The Britain-based Syrian Observatory for Human Rights reported in 2015 that an estimated 200,000 Syrians have been arrested by regime forces since the uprising began in 2011, and that nearly 13,000 Syrians, including 108 children, had been tortured to death in the prisons. Rami Abdel-Rahman, head of the Observatory, states that security officials are known to starve detainees to death, deny medicine to those who are ill, and subject them to psychological torture. According to Abdel-Rahman, some of the families of those who were killed under torture have been forced to sign statements that their loved ones were killed by rebel groups.

===Abductions by opposition factions===
It is alleged that groups in opposition to the regime in the Syrian Civil War abducted and detained individuals arbitrarily. According to a brief released by Amnesty International in December 2013, the Islamic State of Iraq and al-Sham (ISIS), an opposition group that controlled significant territory in northern Syria at the time, was responsible for abductions and arbitrary detentions of citizens. AI states that those targeted by ISIS for abduction have included a "wide range of individuals, including people suspected of committing ordinary crimes, such as theft or murder, and others accused of committing religiously prohibited acts, such as zina (sex out of wedlock) and alcohol consumption. As well, ISIS forces have targeted local people suspected of organizing protests and opposition to their rule, including community activists and members of local councils set up to provide services to residents following the withdrawal of Syrian government forces, other civil society and media activists, and commanders and members of rival armed groups, including those operating as part of the Free Syrian Army. ISIS was also alleged to have abducted foreign nationals, including journalists, staff of international organizations and religious figures."

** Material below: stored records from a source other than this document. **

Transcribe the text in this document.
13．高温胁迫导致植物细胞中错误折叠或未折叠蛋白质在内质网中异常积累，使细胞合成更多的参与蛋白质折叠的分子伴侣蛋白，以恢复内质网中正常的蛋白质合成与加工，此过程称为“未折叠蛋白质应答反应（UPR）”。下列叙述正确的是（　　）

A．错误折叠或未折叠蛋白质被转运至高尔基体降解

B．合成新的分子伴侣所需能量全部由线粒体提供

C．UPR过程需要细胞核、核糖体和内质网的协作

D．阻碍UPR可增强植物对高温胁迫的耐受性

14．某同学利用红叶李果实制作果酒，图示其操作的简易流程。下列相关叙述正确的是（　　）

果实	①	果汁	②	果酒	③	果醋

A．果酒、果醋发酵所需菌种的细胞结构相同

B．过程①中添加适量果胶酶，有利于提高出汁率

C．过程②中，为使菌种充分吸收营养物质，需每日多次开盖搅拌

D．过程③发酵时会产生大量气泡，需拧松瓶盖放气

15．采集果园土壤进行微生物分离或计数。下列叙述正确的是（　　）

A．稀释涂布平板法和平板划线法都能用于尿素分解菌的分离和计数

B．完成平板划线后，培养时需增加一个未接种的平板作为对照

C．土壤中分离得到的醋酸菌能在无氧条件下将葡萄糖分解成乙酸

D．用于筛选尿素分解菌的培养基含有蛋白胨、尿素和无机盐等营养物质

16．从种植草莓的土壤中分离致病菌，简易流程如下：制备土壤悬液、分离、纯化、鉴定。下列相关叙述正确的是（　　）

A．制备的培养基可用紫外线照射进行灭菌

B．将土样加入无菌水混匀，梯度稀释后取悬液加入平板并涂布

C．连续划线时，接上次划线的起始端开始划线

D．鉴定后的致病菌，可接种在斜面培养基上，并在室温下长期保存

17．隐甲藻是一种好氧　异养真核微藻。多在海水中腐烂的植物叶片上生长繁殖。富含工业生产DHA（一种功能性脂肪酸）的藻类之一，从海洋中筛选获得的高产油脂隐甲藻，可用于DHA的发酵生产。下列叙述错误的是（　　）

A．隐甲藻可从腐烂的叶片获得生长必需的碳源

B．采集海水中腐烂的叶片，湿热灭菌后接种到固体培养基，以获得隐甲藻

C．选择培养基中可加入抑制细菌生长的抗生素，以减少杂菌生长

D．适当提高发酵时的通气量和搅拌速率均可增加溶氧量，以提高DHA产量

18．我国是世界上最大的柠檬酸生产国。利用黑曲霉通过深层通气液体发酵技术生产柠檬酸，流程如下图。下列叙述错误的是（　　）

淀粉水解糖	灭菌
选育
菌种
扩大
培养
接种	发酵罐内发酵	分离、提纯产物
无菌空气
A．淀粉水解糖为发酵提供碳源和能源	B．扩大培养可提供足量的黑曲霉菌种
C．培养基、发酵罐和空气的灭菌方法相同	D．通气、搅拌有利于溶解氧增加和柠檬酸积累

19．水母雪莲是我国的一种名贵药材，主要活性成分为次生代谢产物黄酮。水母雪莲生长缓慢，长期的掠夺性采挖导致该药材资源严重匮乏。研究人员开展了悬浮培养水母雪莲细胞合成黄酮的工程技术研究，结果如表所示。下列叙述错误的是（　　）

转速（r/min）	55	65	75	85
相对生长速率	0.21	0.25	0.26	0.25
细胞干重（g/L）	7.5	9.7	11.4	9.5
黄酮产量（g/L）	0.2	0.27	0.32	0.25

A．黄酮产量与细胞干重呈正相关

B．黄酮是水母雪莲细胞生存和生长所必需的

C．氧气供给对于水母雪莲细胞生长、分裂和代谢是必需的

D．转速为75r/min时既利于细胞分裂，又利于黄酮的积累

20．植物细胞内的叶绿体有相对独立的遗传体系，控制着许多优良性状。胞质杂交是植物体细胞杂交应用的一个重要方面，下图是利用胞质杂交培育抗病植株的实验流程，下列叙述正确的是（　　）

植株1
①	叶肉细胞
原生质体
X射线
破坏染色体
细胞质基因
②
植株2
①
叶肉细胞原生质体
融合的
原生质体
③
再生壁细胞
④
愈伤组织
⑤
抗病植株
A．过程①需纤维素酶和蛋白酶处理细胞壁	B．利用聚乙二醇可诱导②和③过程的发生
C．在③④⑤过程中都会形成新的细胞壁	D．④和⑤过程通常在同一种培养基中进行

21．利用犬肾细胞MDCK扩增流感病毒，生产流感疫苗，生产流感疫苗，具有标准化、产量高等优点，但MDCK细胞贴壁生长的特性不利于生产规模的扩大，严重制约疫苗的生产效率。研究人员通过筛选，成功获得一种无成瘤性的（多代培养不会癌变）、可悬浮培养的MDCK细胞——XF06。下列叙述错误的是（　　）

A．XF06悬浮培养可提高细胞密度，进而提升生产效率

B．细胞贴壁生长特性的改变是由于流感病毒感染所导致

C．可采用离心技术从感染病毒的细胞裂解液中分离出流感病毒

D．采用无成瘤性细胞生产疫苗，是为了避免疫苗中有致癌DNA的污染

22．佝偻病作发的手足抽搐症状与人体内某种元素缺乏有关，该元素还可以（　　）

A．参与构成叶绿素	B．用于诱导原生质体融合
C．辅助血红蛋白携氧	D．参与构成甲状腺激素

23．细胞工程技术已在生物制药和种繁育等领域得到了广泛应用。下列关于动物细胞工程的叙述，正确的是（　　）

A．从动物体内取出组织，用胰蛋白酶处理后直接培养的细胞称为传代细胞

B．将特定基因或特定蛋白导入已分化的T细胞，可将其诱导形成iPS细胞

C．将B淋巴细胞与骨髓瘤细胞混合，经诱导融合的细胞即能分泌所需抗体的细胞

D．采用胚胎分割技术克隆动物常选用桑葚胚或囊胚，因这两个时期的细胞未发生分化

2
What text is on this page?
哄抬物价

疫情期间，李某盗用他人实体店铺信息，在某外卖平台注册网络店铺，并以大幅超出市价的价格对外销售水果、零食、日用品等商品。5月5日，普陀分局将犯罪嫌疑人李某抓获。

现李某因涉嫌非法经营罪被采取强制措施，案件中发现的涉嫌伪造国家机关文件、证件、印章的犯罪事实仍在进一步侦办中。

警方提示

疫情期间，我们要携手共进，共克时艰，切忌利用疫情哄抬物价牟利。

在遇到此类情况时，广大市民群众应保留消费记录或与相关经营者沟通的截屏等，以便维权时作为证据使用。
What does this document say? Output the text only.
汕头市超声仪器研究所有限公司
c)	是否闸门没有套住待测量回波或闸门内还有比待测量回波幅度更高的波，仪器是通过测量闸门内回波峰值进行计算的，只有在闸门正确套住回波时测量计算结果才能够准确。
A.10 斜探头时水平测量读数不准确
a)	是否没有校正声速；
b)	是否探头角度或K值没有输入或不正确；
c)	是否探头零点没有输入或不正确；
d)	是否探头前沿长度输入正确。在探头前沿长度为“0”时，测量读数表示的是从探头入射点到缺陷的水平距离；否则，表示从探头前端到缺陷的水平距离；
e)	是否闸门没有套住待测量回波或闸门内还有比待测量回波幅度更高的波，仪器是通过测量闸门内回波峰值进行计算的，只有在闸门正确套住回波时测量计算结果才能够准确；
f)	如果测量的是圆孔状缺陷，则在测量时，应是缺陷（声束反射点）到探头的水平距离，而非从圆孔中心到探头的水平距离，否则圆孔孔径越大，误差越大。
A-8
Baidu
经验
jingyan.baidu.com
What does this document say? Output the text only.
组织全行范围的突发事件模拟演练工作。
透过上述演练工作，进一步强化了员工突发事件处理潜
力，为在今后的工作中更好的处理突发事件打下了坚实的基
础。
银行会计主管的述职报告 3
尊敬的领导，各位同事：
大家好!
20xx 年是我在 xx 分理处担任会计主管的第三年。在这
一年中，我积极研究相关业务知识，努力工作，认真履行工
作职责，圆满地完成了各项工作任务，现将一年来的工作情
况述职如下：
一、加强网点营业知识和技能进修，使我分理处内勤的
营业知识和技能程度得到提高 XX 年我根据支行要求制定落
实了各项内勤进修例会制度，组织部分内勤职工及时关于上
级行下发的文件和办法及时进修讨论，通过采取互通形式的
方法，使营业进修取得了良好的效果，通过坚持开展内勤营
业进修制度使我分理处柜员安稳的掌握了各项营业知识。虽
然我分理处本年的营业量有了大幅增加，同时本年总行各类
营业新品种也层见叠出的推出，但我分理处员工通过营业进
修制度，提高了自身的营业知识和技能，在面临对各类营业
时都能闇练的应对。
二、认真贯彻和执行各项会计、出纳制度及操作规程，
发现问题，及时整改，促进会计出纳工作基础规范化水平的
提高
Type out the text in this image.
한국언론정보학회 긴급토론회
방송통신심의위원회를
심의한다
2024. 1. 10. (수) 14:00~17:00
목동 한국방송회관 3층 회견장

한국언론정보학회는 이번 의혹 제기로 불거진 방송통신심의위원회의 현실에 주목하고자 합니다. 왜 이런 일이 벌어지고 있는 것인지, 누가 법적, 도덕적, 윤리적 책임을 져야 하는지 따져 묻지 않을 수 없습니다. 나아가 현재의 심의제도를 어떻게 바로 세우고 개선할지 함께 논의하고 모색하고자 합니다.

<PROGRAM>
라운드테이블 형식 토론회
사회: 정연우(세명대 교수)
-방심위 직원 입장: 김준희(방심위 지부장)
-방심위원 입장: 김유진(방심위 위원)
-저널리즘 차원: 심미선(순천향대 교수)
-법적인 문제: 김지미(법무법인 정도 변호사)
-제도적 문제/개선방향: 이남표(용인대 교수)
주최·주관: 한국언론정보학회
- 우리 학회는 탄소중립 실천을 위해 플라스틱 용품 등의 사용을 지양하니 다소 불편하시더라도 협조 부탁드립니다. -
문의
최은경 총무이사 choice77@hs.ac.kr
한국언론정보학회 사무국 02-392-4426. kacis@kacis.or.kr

In December 2013, prominent human rights defender Razan Zeitouneh and three of her colleagues Wael Hamada, Samira Khalil, and Nazem Hammadi were abducted by an unknown armed group, believed to be associated with the Army of Islam, from their office at the Center for Documentation of Violations in Syria in Douma, a city outside of Damascus under the control of a number of armed groups.

According to eyewitnesses, in December 2014 in the town of Al Bab near the Turkish border, 50 Syrian civilians who were being held in a makeshift prison by ISIS forces for violation of Sharia law, were killed by airstrikes by United States forces who were targeting ISIS headquarters. Although the United States Central Command confirmed the airstrike, they claim that a review has shown no evidence of civilian casualties. However, civil defense volunteers claim to have removed 50 civilians bodies from the rubble of the building, as well as the bodies of 13 ISIS guards.

==Release of prisoners==
In June 2014, 320 prisoners were released from Aleppo Central Prison, according to Syrian state news and confirmed by the Syrian Observatory for Human Rights. Activists state that most of the prisoners released from Aleppo prison had tuberculosis. The release is claimed to come as part of an amnesty granted by President Bashar al-Assad as a celebratory gesture following his re-election on 3 June 2014.